Linzer Gemeinderat bekennt sich klar zur Gründung der Technischen Universität für Digitale Transformation Langfristiges Konzept für Universitäts-Standort im Auhof zwischen Stadt, Land und JKU entwickeln

Die Planungen zur neuen Technischen Universität für Digitale Transformation lassen noch einige zentrale Fragen offen. Dies befeuerte auch in den letzten Wochen die zunehmende Kritik an diesem Projekt. Um inhaltliche Klarstellungen seitens des Wissenschaftsministers einzumahnen, befasste Bürgermeister Klaus Luger gestern den Gemeinderat. Zudem fehlt ein umfassendes Konzept für die räumliche Weiterentwicklung des Universitätsstandortes im Auhof. Ebenso vermissen Kritiker ein klares Bekenntnis zu uneingeschränkter Wissenschaftsfreiheit und der Gleichbehandlung von in- und ausländischen Studierenden. 
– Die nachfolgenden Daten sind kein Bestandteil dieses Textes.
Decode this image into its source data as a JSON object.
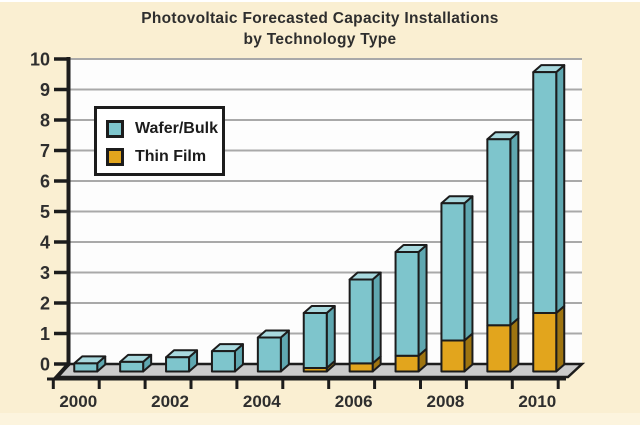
{
  "title": {
    "line1": "Photovoltaic Forecasted Capacity Installations",
    "line2": "by Technology Type"
  },
  "legend": {
    "items": [
      {
        "label": "Wafer/Bulk",
        "color_key": "wafer"
      },
      {
        "label": "Thin Film",
        "color_key": "thin"
      }
    ]
  },
  "colors": {
    "background_cream": "#FAEFD2",
    "wall_white": "#FDFDFD",
    "gridline_gray": "#A9A9A9",
    "floor_gray": "#CBCBCB",
    "outline_black": "#1C1C1C",
    "text_dark": "#2E2E2E",
    "wafer_front": "#7EC5CC",
    "wafer_top": "#A9D9DE",
    "wafer_side": "#5FA7B0",
    "thin_front": "#E2A51D",
    "thin_side": "#9E7410"
  },
  "chart_data": {
    "type": "bar",
    "stacked": true,
    "pseudo_3d": true,
    "title": "Photovoltaic Forecasted Capacity Installations by Technology Type",
    "categories": [
      2000,
      2001,
      2002,
      2003,
      2004,
      2005,
      2006,
      2007,
      2008,
      2009,
      2010
    ],
    "x_tick_labels": [
      "2000",
      "2002",
      "2004",
      "2006",
      "2008",
      "2010"
    ],
    "series": [
      {
        "name": "Wafer/Bulk",
        "values": [
          0.25,
          0.3,
          0.45,
          0.65,
          1.1,
          1.8,
          2.75,
          3.4,
          4.5,
          6.1,
          7.9
        ]
      },
      {
        "name": "Thin Film",
        "values": [
          0,
          0,
          0,
          0,
          0,
          0.1,
          0.25,
          0.5,
          1.0,
          1.5,
          1.9
        ]
      }
    ],
    "totals": [
      0.25,
      0.3,
      0.45,
      0.65,
      1.1,
      1.9,
      3.0,
      3.9,
      5.5,
      7.6,
      9.8
    ],
    "xlabel": "",
    "ylabel": "",
    "ylim": [
      0,
      10
    ],
    "y_ticks": [
      0,
      1,
      2,
      3,
      4,
      5,
      6,
      7,
      8,
      9,
      10
    ],
    "grid": true,
    "legend_position": "upper-left"
  }
}
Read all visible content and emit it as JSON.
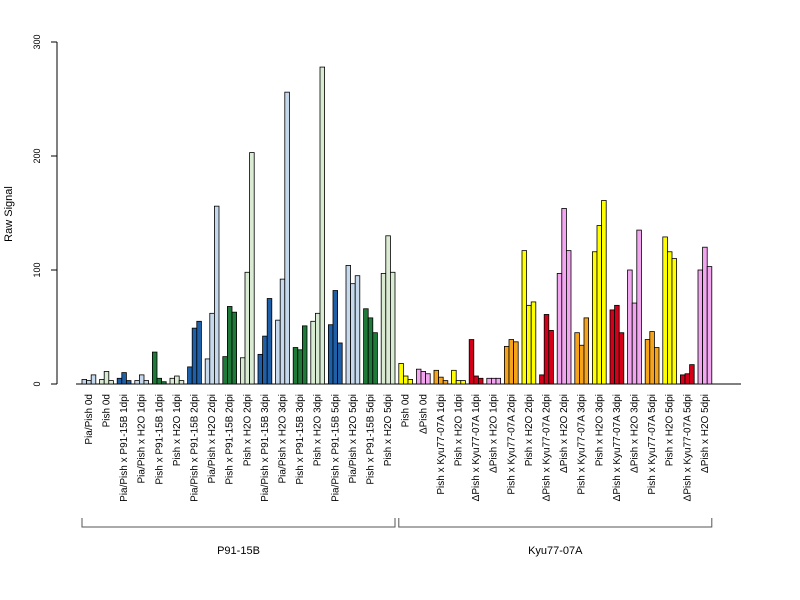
{
  "chart_data": {
    "type": "bar",
    "ylabel": "Raw Signal",
    "ylim": [
      0,
      300
    ],
    "yticks": [
      0,
      100,
      200,
      300
    ],
    "grid": false,
    "groups": [
      {
        "label": "P91-15B",
        "from": 0,
        "to": 17
      },
      {
        "label": "Kyu77-07A",
        "from": 18,
        "to": 35
      }
    ],
    "categories": [
      {
        "label": "Pia/Pish 0d",
        "color": "#c6d9ec",
        "values": [
          4,
          3,
          8
        ]
      },
      {
        "label": "Pish 0d",
        "color": "#d9ecd3",
        "values": [
          4,
          11,
          3
        ]
      },
      {
        "label": "Pia/Pish x P91-15B 1dpi",
        "color": "#1f5fa8",
        "values": [
          5,
          10,
          3
        ]
      },
      {
        "label": "Pia/Pish x H2O 1dpi",
        "color": "#c6d9ec",
        "values": [
          3,
          8,
          3
        ]
      },
      {
        "label": "Pish x P91-15B 1dpi",
        "color": "#1f7a3a",
        "values": [
          28,
          5,
          2
        ]
      },
      {
        "label": "Pish x H2O 1dpi",
        "color": "#d9ecd3",
        "values": [
          5,
          7,
          3
        ]
      },
      {
        "label": "Pia/Pish x P91-15B 2dpi",
        "color": "#1f5fa8",
        "values": [
          15,
          49,
          55
        ]
      },
      {
        "label": "Pia/Pish x H2O 2dpi",
        "color": "#c6d9ec",
        "values": [
          22,
          62,
          156
        ]
      },
      {
        "label": "Pish x P91-15B 2dpi",
        "color": "#1f7a3a",
        "values": [
          24,
          68,
          63
        ]
      },
      {
        "label": "Pish x H2O 2dpi",
        "color": "#d9ecd3",
        "values": [
          23,
          98,
          203
        ]
      },
      {
        "label": "Pia/Pish x P91-15B 3dpi",
        "color": "#1f5fa8",
        "values": [
          26,
          42,
          75
        ]
      },
      {
        "label": "Pia/Pish x H2O 3dpi",
        "color": "#c6d9ec",
        "values": [
          56,
          92,
          256
        ]
      },
      {
        "label": "Pish x P91-15B 3dpi",
        "color": "#1f7a3a",
        "values": [
          32,
          30,
          51
        ]
      },
      {
        "label": "Pish x H2O 3dpi",
        "color": "#d9ecd3",
        "values": [
          55,
          62,
          278
        ]
      },
      {
        "label": "Pia/Pish x P91-15B 5dpi",
        "color": "#1f5fa8",
        "values": [
          52,
          82,
          36
        ]
      },
      {
        "label": "Pia/Pish x H2O 5dpi",
        "color": "#c6d9ec",
        "values": [
          104,
          88,
          95
        ]
      },
      {
        "label": "Pish x P91-15B 5dpi",
        "color": "#1f7a3a",
        "values": [
          66,
          58,
          45
        ]
      },
      {
        "label": "Pish x H2O 5dpi",
        "color": "#d9ecd3",
        "values": [
          97,
          130,
          98
        ]
      },
      {
        "label": "Pish 0d",
        "color": "#ffff00",
        "values": [
          18,
          7,
          4
        ]
      },
      {
        "label": "ΔPish 0d",
        "color": "#f2a6ef",
        "values": [
          13,
          11,
          9
        ]
      },
      {
        "label": "Pish x Kyu77-07A 1dpi",
        "color": "#f5a31a",
        "values": [
          12,
          6,
          3
        ]
      },
      {
        "label": "Pish x H2O 1dpi",
        "color": "#ffff00",
        "values": [
          12,
          3,
          3
        ]
      },
      {
        "label": "ΔPish x Kyu77-07A 1dpi",
        "color": "#d4001a",
        "values": [
          39,
          7,
          5
        ]
      },
      {
        "label": "ΔPish x H2O 1dpi",
        "color": "#f2a6ef",
        "values": [
          5,
          5,
          5
        ]
      },
      {
        "label": "Pish x Kyu77-07A 2dpi",
        "color": "#f5a31a",
        "values": [
          33,
          39,
          37
        ]
      },
      {
        "label": "Pish x H2O 2dpi",
        "color": "#ffff00",
        "values": [
          117,
          69,
          72
        ]
      },
      {
        "label": "ΔPish x Kyu77-07A 2dpi",
        "color": "#d4001a",
        "values": [
          8,
          61,
          47
        ]
      },
      {
        "label": "ΔPish x H2O 2dpi",
        "color": "#f2a6ef",
        "values": [
          97,
          154,
          117
        ]
      },
      {
        "label": "Pish x Kyu77-07A 3dpi",
        "color": "#f5a31a",
        "values": [
          45,
          34,
          58
        ]
      },
      {
        "label": "Pish x H2O 3dpi",
        "color": "#ffff00",
        "values": [
          116,
          139,
          161
        ]
      },
      {
        "label": "ΔPish x Kyu77-07A 3dpi",
        "color": "#d4001a",
        "values": [
          65,
          69,
          45
        ]
      },
      {
        "label": "ΔPish x H2O 3dpi",
        "color": "#f2a6ef",
        "values": [
          100,
          71,
          135
        ]
      },
      {
        "label": "Pish x Kyu77-07A 5dpi",
        "color": "#f5a31a",
        "values": [
          39,
          46,
          32
        ]
      },
      {
        "label": "Pish x H2O 5dpi",
        "color": "#ffff00",
        "values": [
          129,
          116,
          110
        ]
      },
      {
        "label": "ΔPish x Kyu77-07A 5dpi",
        "color": "#d4001a",
        "values": [
          8,
          9,
          17
        ]
      },
      {
        "label": "ΔPish x H2O 5dpi",
        "color": "#f2a6ef",
        "values": [
          100,
          120,
          103
        ]
      }
    ]
  }
}
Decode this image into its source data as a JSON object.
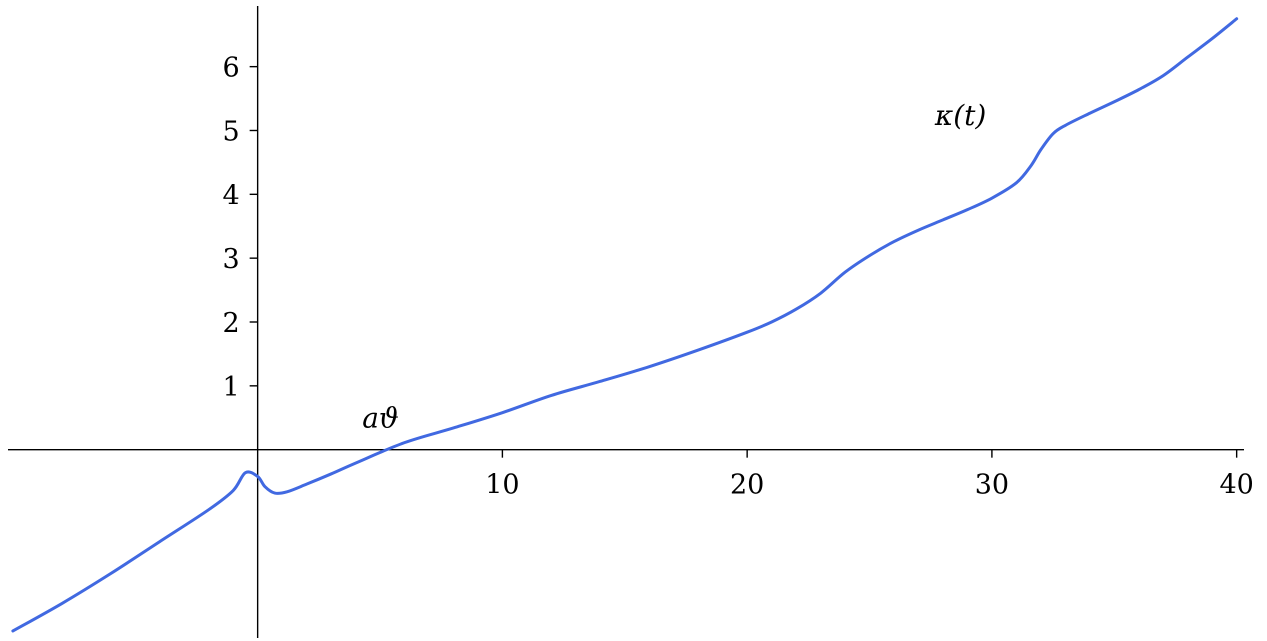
{
  "chart_data": {
    "type": "line",
    "title": "",
    "xlabel": "",
    "ylabel": "",
    "xlim": [
      -10.2,
      40.3
    ],
    "ylim": [
      -2.95,
      6.95
    ],
    "x_ticks": [
      10,
      20,
      30,
      40
    ],
    "y_ticks": [
      1,
      2,
      3,
      4,
      5,
      6
    ],
    "x_tick_labels": [
      "10",
      "20",
      "30",
      "40"
    ],
    "y_tick_labels": [
      "1",
      "2",
      "3",
      "4",
      "5",
      "6"
    ],
    "grid": false,
    "axes_through_origin": true,
    "line_color": "#4169E1",
    "series": [
      {
        "x": [
          -10.0,
          -8.0,
          -6.0,
          -4.0,
          -2.0,
          -1.0,
          -0.5,
          0.0,
          0.3,
          0.7,
          1.2,
          2.0,
          3.0,
          4.0,
          6.0,
          8.0,
          10.0,
          12.0,
          14.0,
          16.0,
          18.0,
          20.0,
          21.0,
          22.0,
          23.0,
          24.0,
          25.0,
          26.0,
          27.0,
          28.0,
          29.0,
          30.0,
          31.0,
          31.6,
          32.0,
          32.5,
          33.0,
          34.0,
          35.0,
          36.0,
          37.0,
          38.0,
          39.0,
          40.0
        ],
        "y": [
          -2.84,
          -2.41,
          -1.94,
          -1.44,
          -0.94,
          -0.64,
          -0.36,
          -0.42,
          -0.58,
          -0.68,
          -0.66,
          -0.54,
          -0.38,
          -0.21,
          0.11,
          0.34,
          0.58,
          0.85,
          1.07,
          1.3,
          1.56,
          1.84,
          2.0,
          2.2,
          2.45,
          2.78,
          3.04,
          3.26,
          3.44,
          3.6,
          3.76,
          3.94,
          4.18,
          4.45,
          4.7,
          4.95,
          5.08,
          5.27,
          5.45,
          5.64,
          5.86,
          6.15,
          6.44,
          6.75
        ]
      }
    ],
    "annotations": [
      {
        "text": "aϑ",
        "x": 6.1,
        "y": 0.16,
        "placement": "above-left"
      },
      {
        "text": "κ(t)",
        "x": 30.1,
        "y": 4.9,
        "placement": "above-left"
      }
    ]
  }
}
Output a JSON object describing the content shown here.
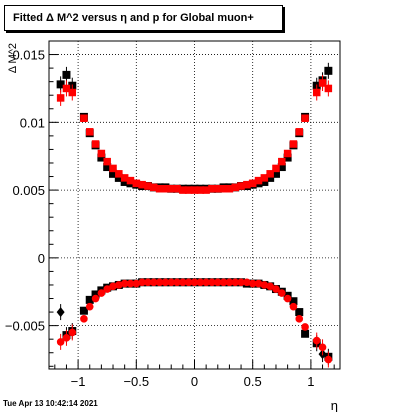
{
  "title": "Fitted Δ M^2 versus η and p for Global muon+",
  "timestamp": "Tue Apr 13 10:42:14 2021",
  "chart_data": {
    "type": "scatter",
    "title": "Fitted Δ M^2 versus η and p for Global muon+",
    "xlabel": "η",
    "ylabel": "Δ M^2",
    "xlim": [
      -1.25,
      1.25
    ],
    "ylim": [
      -0.0082,
      0.016
    ],
    "xticks": [
      -1,
      -0.5,
      0,
      0.5,
      1
    ],
    "xtick_labels": [
      "−1",
      "−0.5",
      "0",
      "0.5",
      "1"
    ],
    "yticks": [
      -0.005,
      0,
      0.005,
      0.01,
      0.015
    ],
    "ytick_labels": [
      "−0.005",
      "0",
      "0.005",
      "0.01",
      "0.015"
    ],
    "grid": true,
    "x": [
      -1.15,
      -1.1,
      -1.05,
      -0.95,
      -0.9,
      -0.85,
      -0.8,
      -0.75,
      -0.7,
      -0.65,
      -0.6,
      -0.55,
      -0.5,
      -0.45,
      -0.4,
      -0.35,
      -0.3,
      -0.25,
      -0.2,
      -0.15,
      -0.1,
      -0.05,
      0.0,
      0.05,
      0.1,
      0.15,
      0.2,
      0.25,
      0.3,
      0.35,
      0.4,
      0.45,
      0.5,
      0.55,
      0.6,
      0.65,
      0.7,
      0.75,
      0.8,
      0.85,
      0.9,
      0.95,
      1.05,
      1.1,
      1.15
    ],
    "series": [
      {
        "color": "#000000",
        "upper": [
          0.0128,
          0.0135,
          0.0127,
          0.0104,
          0.0092,
          0.0083,
          0.0074,
          0.0067,
          0.0062,
          0.0059,
          0.0056,
          0.0055,
          0.0054,
          0.0053,
          0.0053,
          0.0052,
          0.0052,
          0.0052,
          0.0051,
          0.0051,
          0.0051,
          0.0051,
          0.0051,
          0.0051,
          0.0051,
          0.0051,
          0.0051,
          0.0052,
          0.0052,
          0.0052,
          0.0053,
          0.0053,
          0.0054,
          0.0055,
          0.0056,
          0.0059,
          0.0062,
          0.0067,
          0.0074,
          0.0083,
          0.0092,
          0.0104,
          0.0127,
          0.0131,
          0.0138
        ],
        "lower": [
          -0.004,
          -0.0057,
          -0.0054,
          -0.0039,
          -0.0031,
          -0.0027,
          -0.0024,
          -0.0022,
          -0.0021,
          -0.002,
          -0.0019,
          -0.0019,
          -0.0019,
          -0.0018,
          -0.0018,
          -0.0018,
          -0.0018,
          -0.0018,
          -0.0018,
          -0.0018,
          -0.0018,
          -0.0018,
          -0.0018,
          -0.0018,
          -0.0018,
          -0.0018,
          -0.0018,
          -0.0018,
          -0.0018,
          -0.0018,
          -0.0018,
          -0.0019,
          -0.0019,
          -0.0019,
          -0.002,
          -0.0021,
          -0.0023,
          -0.0025,
          -0.0028,
          -0.0032,
          -0.004,
          -0.0056,
          -0.0063,
          -0.0071,
          -0.0073
        ]
      },
      {
        "color": "#ff0000",
        "upper": [
          0.0118,
          0.0125,
          0.0122,
          0.0103,
          0.0093,
          0.0084,
          0.0077,
          0.0071,
          0.0066,
          0.0062,
          0.0059,
          0.0057,
          0.0055,
          0.0054,
          0.0053,
          0.0052,
          0.0051,
          0.0051,
          0.0051,
          0.0051,
          0.005,
          0.005,
          0.005,
          0.005,
          0.005,
          0.0051,
          0.0051,
          0.0051,
          0.0051,
          0.0052,
          0.0053,
          0.0054,
          0.0055,
          0.0057,
          0.0059,
          0.0062,
          0.0066,
          0.0071,
          0.0077,
          0.0084,
          0.0093,
          0.0103,
          0.0122,
          0.0129,
          0.0125
        ],
        "lower": [
          -0.0062,
          -0.0059,
          -0.0055,
          -0.0045,
          -0.0036,
          -0.003,
          -0.0026,
          -0.0023,
          -0.0021,
          -0.002,
          -0.0019,
          -0.0019,
          -0.0019,
          -0.0018,
          -0.0018,
          -0.0018,
          -0.0018,
          -0.0018,
          -0.0018,
          -0.0018,
          -0.0018,
          -0.0018,
          -0.0018,
          -0.0018,
          -0.0018,
          -0.0018,
          -0.0018,
          -0.0018,
          -0.0018,
          -0.0018,
          -0.0018,
          -0.0018,
          -0.0019,
          -0.0019,
          -0.002,
          -0.0021,
          -0.0023,
          -0.0026,
          -0.003,
          -0.0036,
          -0.0045,
          -0.0051,
          -0.0061,
          -0.0066,
          -0.0075
        ]
      }
    ]
  }
}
SPÖ, ÖVP, Grüne, Neos und MFG beschlossen in der gestrigen Sitzung des Gemeinderates, dass gemeinsam mit dem Land Oberösterreich, dem Planungsressort der Stadt Linz und der Johannes-Kepler-Universität (JKU) ein langfristiges Konzept zur Standortentwicklung erarbeitet wird.  

Zudem wandte sich der Gemeinderat mit einer Resolution an den Bundesminister für Bildung, Wissenschaft und Forschung. Diese enthält etwa die Forderungen, den Gründungsakt für die TU durch zentrale Eckpfeiler zu ergänzen. Diese beziehen sich auf das Recht auf uneingeschränkte Wissenschaftsfreiheit, unabhängig von Auftraggeber*innen für Forschungsprojekte und die völlige Gleichbehandlung österreichischer und ausländischer Studierenden im Stipendienwesen sowie bei allfälligen Förderungsfonds. Zudem fordert der Linzer Gemeinderat, konkrete Rahmenbedingungen für Kooperationsmöglichkeiten mit anderen österreichischen Universitäten sowie auf internationaler Ebene zu definieren. 

„Ich freue mich über die breite Zustimmung im Gemeinderat. Mit dieser Universität kann unbestritten eine noch stärkere Verbindung zwischen Wissenschaft, der digitalen Herausforderung, der Wirtschaft und den Arbeitsplätzen der Zukunft geschaffen werden. Um jedoch den örtlichen Gegebenheiten gerecht zu werden, bedarf es eines durchdachten Standort-Konzeptes. Ebenso darf die Freiheit der Wissenschaft in keiner Weise beeinträchtigt werden“, betont Bürgermeister Klaus Luger.